The friend-of-the-court brief, filed by the Transgender Legal Defense and Education Fund, comes amid a lawsuit against Arkansas’s first-in-the-nation law, which prohibits doctors from providing medically necessary treatment to transgender youth or referring patients to gender-affirming care. Doing so, the group said, would deny young trans kids happiness and joy in their lives.

“When I started living as my true self, I would sometimes catch short sharp glimpses of my reflection in windows and cars as I’d walk along or ride my bike,” Wachowski said in the filing. “It would make my heart skip a beat. The silhouette of my shadow on the ground cast by the afternoon sun was exhilarating and life affirming.”

“I couldn’t believe the amount of energy I had, ideas, how my imagination flourished, because the constant discomfort and pain around that aspect of my body was gone,” Page wrote of his experience seeking medical care.

The brief, featuring 58 signatories, was one of many filed Wednesday alongside others from medical groups, human rights organizations and a coalition of 21 states, among others.

Chris Mosier, a professional triathlete, spoke of his first race after undergoing surgery, describing the experience as euphoric.

“The feeling of being able to run freely in a body that more closely matched the way I’ve always seen myself was overwhelming,” Mosier wrote.

Arkansas’s Republican-controlled legislature forced the bill, dubbed the Save Adolescents from Experimentation, or SAFE, Act through last March, overriding a veto by Republican Gov. Asa Hutchinson. The ACLU filed suit on behalf of four families of transgender youth and two doctors, and a federal judge blocked the law from going into effect last August as it makes its way through the legal system.

Human rights groups and medical associations have lambasted the law, saying it feeds into conservative dog whistles about transgender people and will cause undue harm to already vulnerable youth.

The American Academy of Pediatrics said last March it publicly opposed any effort to rein in access to health care, calling such bills “dangerous” efforts that ignore and undermine public health findings.

“Pediatricians are best able to determine what care is necessary and appropriate for these children, but these bills interfere in the physician-patient-family relationship and would cause undue harm,” the group’s then-president, Lee Savio Beers, said at the time. “Politics has no place here. Transgender children, like all children, just want to belong.”

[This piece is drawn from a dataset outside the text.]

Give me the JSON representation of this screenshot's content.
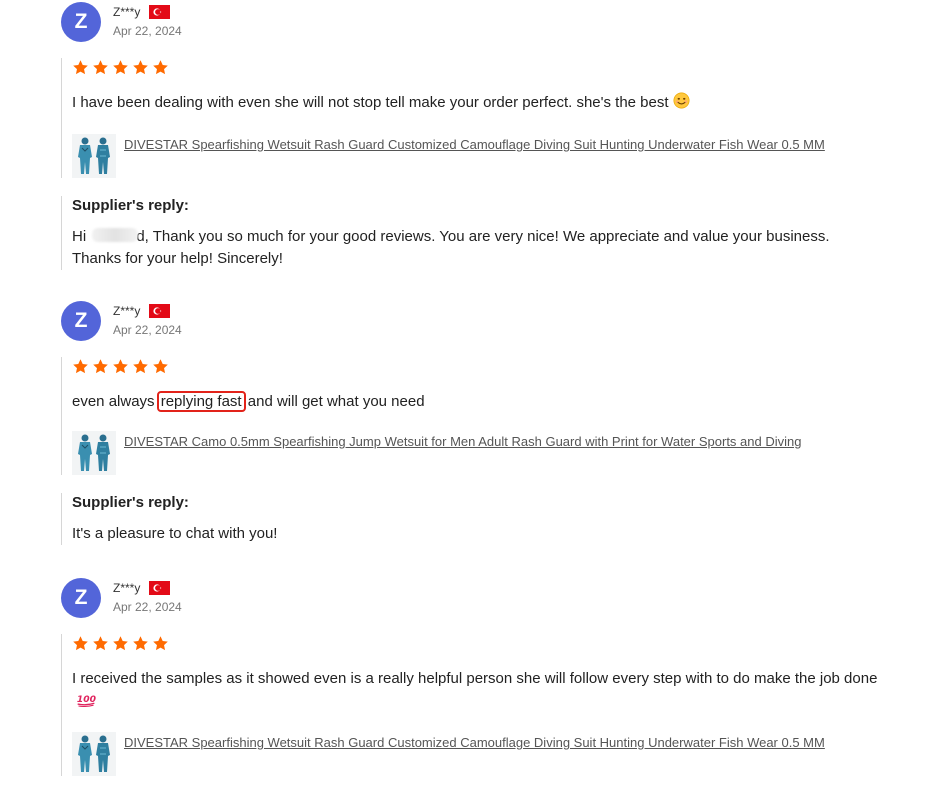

Many of those who signed on to the amicus brief agreed with that notion, saying earlier access to gender-affirming care would have prevented suffering and hardship. The brief added that many of the “friends” (amici) attached to the brief described access to gender-affirming care as “lifesaving.”

Jazz Jennings, a transgender activist and YouTube star, echoed those sentiments in the brief, saying access to care helped her overcome debilitating dysphoria and live a joyful childhood.

“I never looked masculine. I developed alongside my peers as a female teenager,” Jennings said. “I was able to lead a happy childhood because I was able to live as the girl I knew I was.”